Of course this was a major concern for Iowan farmers who marketed butter. For the Latino generation returning from World War II and the Korean Conflict, Iowa became the place where change was needed. The relatively small Latino population organized itself in a variety ways during the 1950s to not only take its place in society but also to demand the same rights that many had fought and died for in the European and Pacific theatres of war. LULAC organizations sprang up in Davenport, Des Moines, Fort Madison, and Mason City, among other places. LULAC was a quasi-civil rights organization with its origins in the late 1920s. A chapter of the American G.I. Forum was established in Bettendorf. The American G.I. Forum was created in 1948 in Texas after servicemen of Latino origin were denied their veteran’s benefits. However, the G.I. Forum also demanded and fought for the basic rights of Latinos in the U.S. In general, the 1950s were a difficult period for many Latinos, especially for those who attempted to organize or were involved with unions.

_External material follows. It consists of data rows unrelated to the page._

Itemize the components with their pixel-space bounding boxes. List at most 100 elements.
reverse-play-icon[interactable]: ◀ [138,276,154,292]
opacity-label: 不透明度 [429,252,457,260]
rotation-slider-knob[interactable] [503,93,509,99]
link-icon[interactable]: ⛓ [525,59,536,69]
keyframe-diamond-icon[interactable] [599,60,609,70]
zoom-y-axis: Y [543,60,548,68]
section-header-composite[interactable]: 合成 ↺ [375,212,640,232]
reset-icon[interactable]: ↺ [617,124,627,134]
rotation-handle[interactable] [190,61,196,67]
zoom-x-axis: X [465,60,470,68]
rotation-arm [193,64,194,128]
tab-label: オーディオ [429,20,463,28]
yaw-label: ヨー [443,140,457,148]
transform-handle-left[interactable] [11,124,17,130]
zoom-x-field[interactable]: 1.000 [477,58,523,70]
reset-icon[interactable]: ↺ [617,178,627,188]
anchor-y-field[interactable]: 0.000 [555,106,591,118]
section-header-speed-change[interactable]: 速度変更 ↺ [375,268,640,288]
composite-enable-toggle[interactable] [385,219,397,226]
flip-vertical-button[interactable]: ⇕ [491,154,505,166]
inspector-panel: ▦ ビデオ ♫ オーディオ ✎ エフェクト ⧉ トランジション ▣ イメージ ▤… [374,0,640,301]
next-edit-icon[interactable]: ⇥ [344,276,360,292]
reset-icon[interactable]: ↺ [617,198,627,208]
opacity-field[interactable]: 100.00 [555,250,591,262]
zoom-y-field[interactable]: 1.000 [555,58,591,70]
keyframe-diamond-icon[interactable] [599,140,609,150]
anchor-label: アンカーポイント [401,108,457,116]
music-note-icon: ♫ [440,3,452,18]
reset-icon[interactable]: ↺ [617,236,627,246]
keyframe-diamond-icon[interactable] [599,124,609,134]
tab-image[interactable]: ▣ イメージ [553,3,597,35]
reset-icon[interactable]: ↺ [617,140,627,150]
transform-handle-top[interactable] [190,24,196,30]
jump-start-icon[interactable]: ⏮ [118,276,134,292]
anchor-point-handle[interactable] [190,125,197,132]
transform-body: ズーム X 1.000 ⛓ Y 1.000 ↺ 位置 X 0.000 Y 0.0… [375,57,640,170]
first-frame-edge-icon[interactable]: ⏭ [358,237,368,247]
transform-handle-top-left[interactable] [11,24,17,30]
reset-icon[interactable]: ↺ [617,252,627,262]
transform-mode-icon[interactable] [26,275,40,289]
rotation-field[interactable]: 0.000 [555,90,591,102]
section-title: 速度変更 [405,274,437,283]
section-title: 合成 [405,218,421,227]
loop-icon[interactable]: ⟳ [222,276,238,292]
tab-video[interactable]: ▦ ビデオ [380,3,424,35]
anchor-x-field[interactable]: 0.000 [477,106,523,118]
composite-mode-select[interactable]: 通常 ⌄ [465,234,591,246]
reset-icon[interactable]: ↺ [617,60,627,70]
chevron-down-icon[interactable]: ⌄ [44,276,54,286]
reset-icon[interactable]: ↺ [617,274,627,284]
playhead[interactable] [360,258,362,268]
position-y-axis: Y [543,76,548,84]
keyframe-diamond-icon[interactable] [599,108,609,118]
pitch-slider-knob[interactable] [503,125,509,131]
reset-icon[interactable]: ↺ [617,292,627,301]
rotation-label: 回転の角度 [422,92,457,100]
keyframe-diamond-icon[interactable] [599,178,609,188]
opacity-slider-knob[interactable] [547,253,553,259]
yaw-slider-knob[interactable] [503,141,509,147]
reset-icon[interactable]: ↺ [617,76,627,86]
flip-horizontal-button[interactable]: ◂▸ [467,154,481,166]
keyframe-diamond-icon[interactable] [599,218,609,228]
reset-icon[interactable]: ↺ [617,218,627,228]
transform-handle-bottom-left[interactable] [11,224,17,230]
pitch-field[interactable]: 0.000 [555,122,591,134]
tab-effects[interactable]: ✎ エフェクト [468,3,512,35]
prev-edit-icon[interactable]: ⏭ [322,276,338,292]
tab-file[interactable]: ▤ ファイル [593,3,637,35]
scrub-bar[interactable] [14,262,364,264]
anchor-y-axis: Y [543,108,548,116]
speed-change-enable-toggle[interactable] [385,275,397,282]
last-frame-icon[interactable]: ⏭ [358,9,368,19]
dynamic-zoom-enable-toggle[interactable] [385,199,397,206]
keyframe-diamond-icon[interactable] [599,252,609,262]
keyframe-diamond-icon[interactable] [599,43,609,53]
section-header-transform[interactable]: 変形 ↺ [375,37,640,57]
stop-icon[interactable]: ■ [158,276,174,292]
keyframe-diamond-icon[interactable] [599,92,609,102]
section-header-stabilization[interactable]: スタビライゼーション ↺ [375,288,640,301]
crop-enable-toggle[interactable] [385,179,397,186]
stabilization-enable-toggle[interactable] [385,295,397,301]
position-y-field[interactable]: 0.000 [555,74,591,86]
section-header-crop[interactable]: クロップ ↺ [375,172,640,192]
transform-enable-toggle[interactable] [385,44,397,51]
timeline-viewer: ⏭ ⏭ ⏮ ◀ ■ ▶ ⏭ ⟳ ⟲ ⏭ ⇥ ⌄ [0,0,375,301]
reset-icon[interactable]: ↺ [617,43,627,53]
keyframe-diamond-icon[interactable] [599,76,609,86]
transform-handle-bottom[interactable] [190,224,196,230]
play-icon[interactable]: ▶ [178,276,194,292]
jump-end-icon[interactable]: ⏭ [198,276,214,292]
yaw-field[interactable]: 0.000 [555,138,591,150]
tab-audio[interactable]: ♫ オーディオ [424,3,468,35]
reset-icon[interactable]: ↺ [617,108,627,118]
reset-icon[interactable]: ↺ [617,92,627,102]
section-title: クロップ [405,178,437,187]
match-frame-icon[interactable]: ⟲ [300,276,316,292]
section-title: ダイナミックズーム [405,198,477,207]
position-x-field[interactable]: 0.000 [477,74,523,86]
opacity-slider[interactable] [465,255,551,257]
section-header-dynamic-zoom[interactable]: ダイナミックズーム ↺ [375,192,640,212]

The communist scare of this era affected many Latino organizations by either driving them underground (which was due to government harassment) or in many cases by shutting them down, based on accusation of communism. The 1950s saw a new round of Mexican deportations under the military operational named Operation Wetback. During this three-year campaign approximately 1.2 million Mexicans were returned to Mexico.
Iowa’s Mexican American generation paved the way for the next generation of Latinos. Furthermore, the late 1960s and early 1970s witnessed an increasing number of Latinos in Iowa that grew internally, but substantial growth came from migration, which created a more diverse Latino diaspora in regards to their place of origin.